Figure 1.. Early detection, risk assessment and prediction and of opioid use related epidemics.
The black curve corresponds to the epidemic at baseline, while the dashed orange, blue and green curves correspond to the epidemic in the presence of interventions resulting from early detection, risk assessment and prediction, respectively. The time periods for each of these analyses are also colored in blue, green, and orange, respectively. We hypothesize that accurate prediction would have the strongest prevention impact because it would confer time to plan and implement an appropriate response, followed by risk assessment, which is less specific and therefore less informative, and by early detection, which is highly specific but occurs once the epidemic has started spreading. However, this impact will depend on how this evidence is used by decision makers.
Fig 2.
Fig 2.. Multidisciplinary framework to enable the early detection, risk assessment and prediction of opioid use related epidemics (OREs).
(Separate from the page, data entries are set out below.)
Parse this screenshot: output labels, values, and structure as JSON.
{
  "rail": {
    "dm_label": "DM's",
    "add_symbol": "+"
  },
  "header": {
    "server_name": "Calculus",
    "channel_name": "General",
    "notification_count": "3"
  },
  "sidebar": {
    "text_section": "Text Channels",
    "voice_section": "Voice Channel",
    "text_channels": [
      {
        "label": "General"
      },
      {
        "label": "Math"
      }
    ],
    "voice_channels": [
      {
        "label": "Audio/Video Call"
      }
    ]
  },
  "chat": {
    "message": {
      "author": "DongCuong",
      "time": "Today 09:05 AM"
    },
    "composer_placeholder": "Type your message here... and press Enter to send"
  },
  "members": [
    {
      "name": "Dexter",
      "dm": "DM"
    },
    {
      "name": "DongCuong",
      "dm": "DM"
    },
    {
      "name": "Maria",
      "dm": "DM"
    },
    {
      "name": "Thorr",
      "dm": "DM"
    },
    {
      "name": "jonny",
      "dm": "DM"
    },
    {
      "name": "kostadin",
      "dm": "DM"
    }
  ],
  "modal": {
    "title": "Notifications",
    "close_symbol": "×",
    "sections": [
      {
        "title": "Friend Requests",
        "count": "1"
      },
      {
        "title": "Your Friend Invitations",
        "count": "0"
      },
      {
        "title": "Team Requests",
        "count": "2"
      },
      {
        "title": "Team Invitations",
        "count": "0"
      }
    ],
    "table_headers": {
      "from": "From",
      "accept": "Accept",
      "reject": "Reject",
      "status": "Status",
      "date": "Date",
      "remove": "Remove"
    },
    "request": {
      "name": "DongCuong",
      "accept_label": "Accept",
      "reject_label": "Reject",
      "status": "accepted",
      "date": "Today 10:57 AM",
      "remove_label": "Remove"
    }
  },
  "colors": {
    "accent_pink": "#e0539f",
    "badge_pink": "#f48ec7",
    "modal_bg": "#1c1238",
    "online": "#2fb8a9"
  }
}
The diagram should be read from the bottom upwards, with each layer corresponding to a different component determining the choice of method in a step by step manner: 1) health outcome of interest, 2) type(s) of surveillance data available, 3) characteristics of the collected data, 4) objective, 5) analytical method. First, the bottom layer refers to the surveillance and analytical infrastructure – these are pieces that must be in place to collect data and to analyze it. The role of surveillance, in the context of these studies, is often undertaken by public health agencies and institutions such as the CDC. As such, the first step is identifying available ORE-driven outcomes. These generally represent the outcome of focus for a given research project. Then, for identifying available measures of the outcome and potential predictors, researchers should ask which types of surveillance data are available to them. Clinical data (i.e., EMS, hospital records, death records), epidemiologic data (i.e., poison call centers, harm reduction services, 311 calls), behavioral data (i.e., observational studies, internet data), and drug market data (i.e. DEA, drug sample testing, wastewater sampling) represent four types of data of importance to consider. At this stage, depending on study purpose, we recommend that researchers aim to identify sources for each type of data. Next, after identifying potential data sources, data should be extracted. We have identified five types of data (traditional epi, internet data, genetic data, geospatial data, and social network data) – identifying which types of data are available can inform study objective. Prior to selecting the method to employ, we then recommend choosing an over-arching objective. Failing to do so can lead to confusion amongst the research team about the underlying purpose of a study. For example, certain approaches may be well-suited for risk assessment but not prediction, and a failure to explicitly identify study objective prior to choosing a method may result in choosing an inappropriate analytic approach. Finally, once the research team has identified their health outcome, the data that is available, and the overarching objective of their study, they can select the method(s) best suited to their data and objective. In addition, multiple methods can be used in parallel to increase the sensitivity and accuracy of findings.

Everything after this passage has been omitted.